Our visit to the health centre in Bazzama highlighted the importance of outreach services in transporting essential supplies and vaccinations to the surrounding villages and refugee camps. From there we travelled on to Ngamboula, 7km away, to see these outreach services in action and speak to pregnant women who have just received their tetanus vaccines.
The villagers were extremely warm and welcoming and the children joined in with a celebratory song they had prepared for our arrival.
The children were particularly excited to see us and it was wonderful to see them gathering round, smiling and chatting. They were fascinated by our cameras and amazed to see images of themselves for the first time.
Jemma’s iPhone proved a huge hit. The children were amazed by the technology and loved touching the screen.
Once again their homes were very modest yet there was a strong community spirit and a much livelier atmosphere than had been evident in the other places we visited.
It was in Ngamboula that we met Madame Adrienne Ndande who had come to talk to us about the vaccination session she had just attended. There turned out to be a great deal more to her story than we had realised and proof that you never really know what someone is going to disclose until they actually start talking to you.
Madame Adrienne, aged 25, was half way through her fifth pregnancy. She explained to us that she felt proud that she and her baby were both protected from tetanus and her eyes lit up when we asked her what she liked best about being a mother. She said she loved caring for her children, being called Mum and seeing her family grow.
Then Adrienne said that she had lost two of her children, one aged 18 months from malnutrition and the other aged 19 months from asthma. Her last bereavement had been two weeks previously.
The conversation quickly changed from a positive, upbeat discussion about the benefits of vaccinations, to a more sombre one as the reality of infant death in the developing world and the dreadful distress this causes was sitting there in front of us.

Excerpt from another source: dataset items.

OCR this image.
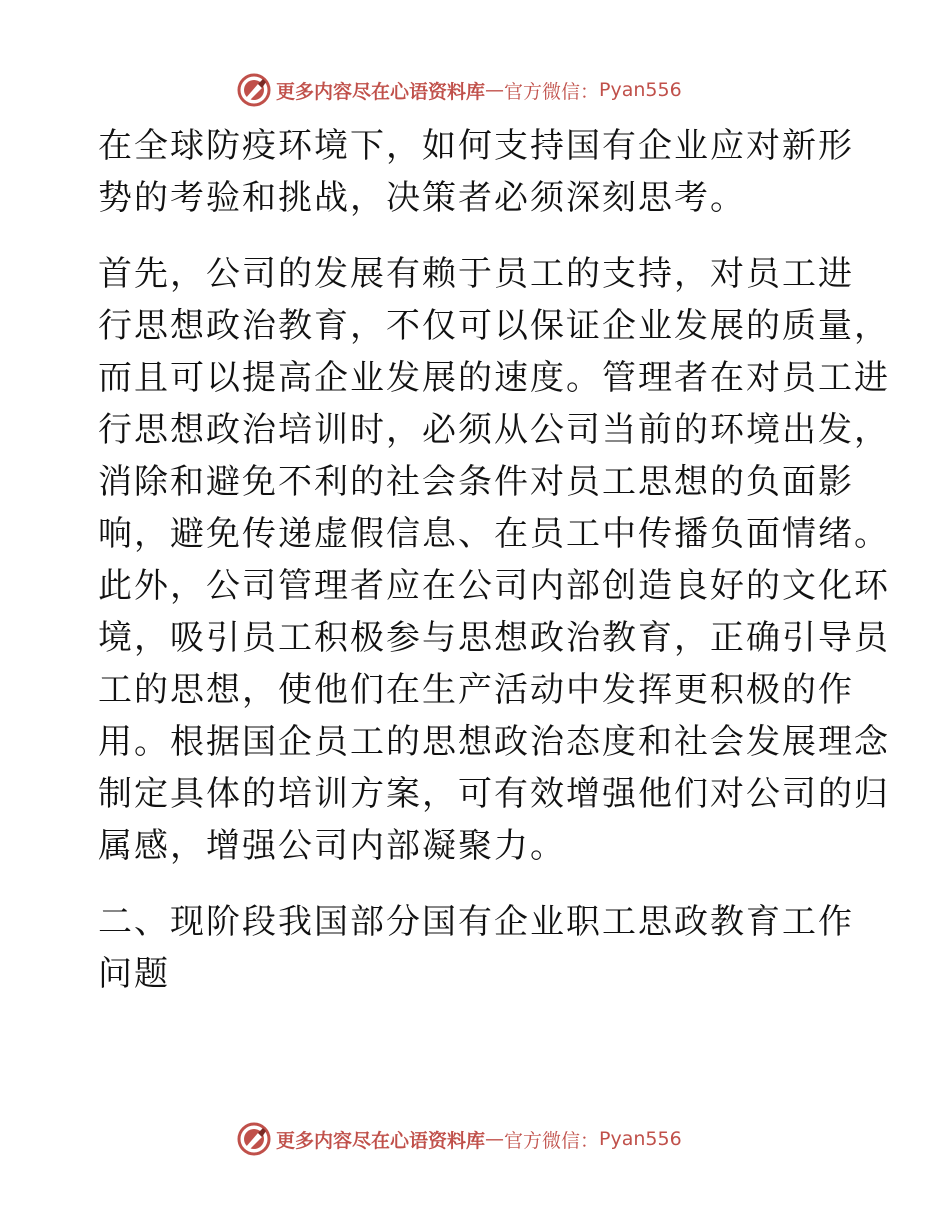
更多内容尽在心语资料库 — 官方微信： Pyan556

在全球防疫环境下，如何支持国有企业应对新形
势的考验和挑战，决策者必须深刻思考。

首先，公司的发展有赖于员工的支持，对员工进
行思想政治教育，不仅可以保证企业发展的质量，
而且可以提高企业发展的速度。管理者在对员工进
行思想政治培训时，必须从公司当前的环境出发，
消除和避免不利的社会条件对员工思想的负面影
响，避免传递虚假信息、在员工中传播负面情绪。
此外，公司管理者应在公司内部创造良好的文化环
境，吸引员工积极参与思想政治教育，正确引导员
工的思想，使他们在生产活动中发挥更积极的作
用。根据国企员工的思想政治态度和社会发展理念
制定具体的培训方案，可有效增强他们对公司的归
属感，增强公司内部凝聚力。

二、现阶段我国部分国有企业职工思政教育工作
问题

更多内容尽在心语资料库 — 官方微信： Pyan556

Madame Adrienne’s situation, sadly, is not untypical. The infant mortality rate in Cameroon is 74 per 1000 live births*. One child out of seven in Cameroon will not celebrate its fifth birthday. Many of the women we spoke to during our time in Africa reported they had lost babies and young children too.

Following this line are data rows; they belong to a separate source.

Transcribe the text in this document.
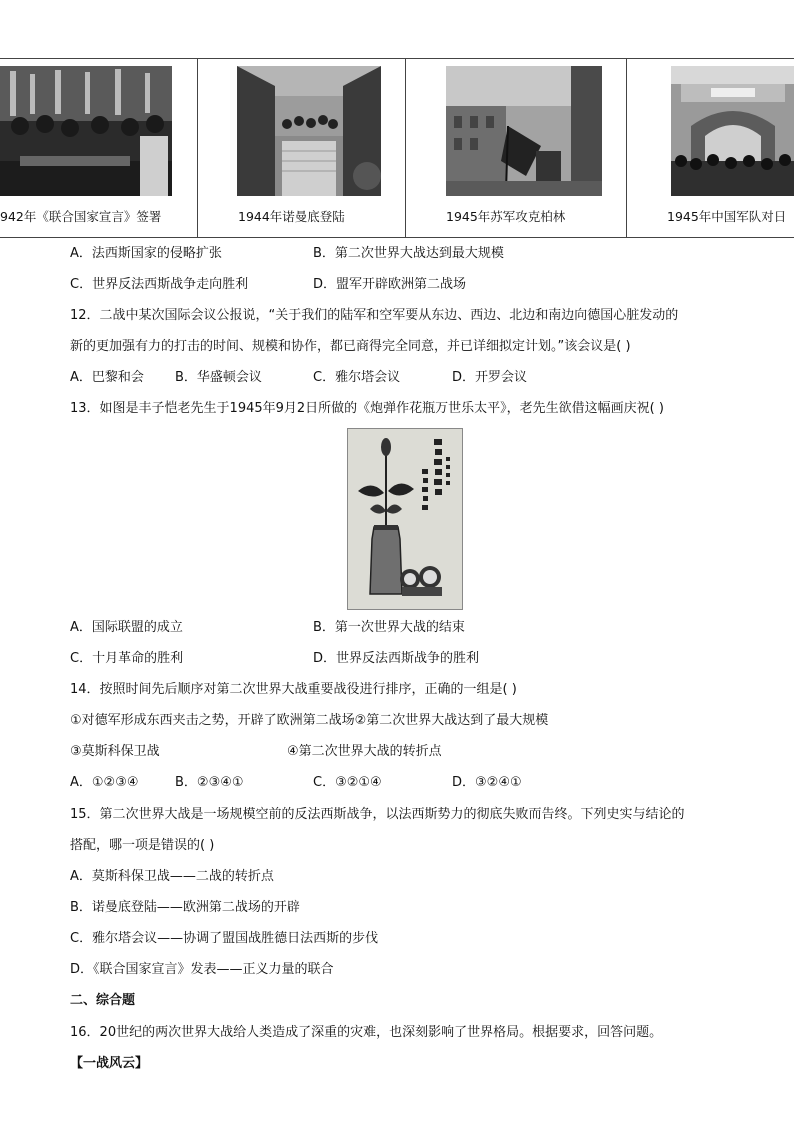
942年《联合国家宣言》签署	1944年诺曼底登陆	1945年苏军攻克柏林	1945年中国军队对日
A．法西斯国家的侵略扩张	B．第二次世界大战达到最大规模
C．世界反法西斯战争走向胜利	D．盟军开辟欧洲第二战场
12．二战中某次国际会议公报说，“关于我们的陆军和空军要从东边、西边、北边和南边向德国心脏发动的
新的更加强有力的打击的时间、规模和协作，都已商得完全同意，并已详细拟定计划。”该会议是( )
A．巴黎和会 B．华盛顿会议	C．雅尔塔会议	D．开罗会议
13．如图是丰子恺老先生于1945年9月2日所做的《炮弹作花瓶万世乐太平》，老先生欲借这幅画庆祝( )
A．国际联盟的成立	B．第一次世界大战的结束
C．十月革命的胜利	D．世界反法西斯战争的胜利
14．按照时间先后顺序对第二次世界大战重要战役进行排序，正确的一组是( )
①对德军形成东西夹击之势，开辟了欧洲第二战场②第二次世界大战达到了最大规模
③莫斯科保卫战	④第二次世界大战的转折点
A．①②③④	B．②③④①	C．③②①④	D．③②④①
15．第二次世界大战是一场规模空前的反法西斯战争，以法西斯势力的彻底失败而告终。下列史实与结论的
搭配，哪一项是错误的( )
A．莫斯科保卫战——二战的转折点
B．诺曼底登陆——欧洲第二战场的开辟
C．雅尔塔会议——协调了盟国战胜德日法西斯的步伐
D．《联合国家宣言》发表——正义力量的联合
二、综合题
16．20世纪的两次世界大战给人类造成了深重的灾难，也深刻影响了世界格局。根据要求，回答问题。
【一战风云】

The Pampers and UNICEF campaign is helping women like these.


What an incredible experience, and how humbling to see how people live and survive - and here's me complaining about such small things! Make you realise how lucky you really are.
Posted by: Talli Roland | October 06, 2010 at 05:51 PM
we are so lucky we have care and support for our children. I couldn't imagine being over there and having my 5children and loosing two of them, heartbreaking x
Posted by: amy | October 06, 2010 at 06:19 PM
What a fantastic welcome, it must have been amazing and heart warming. The to listen to Madame Adrienne talking about her life and the loss of her little ones, it must have been devastating. We have no idea do we. What a brave lady.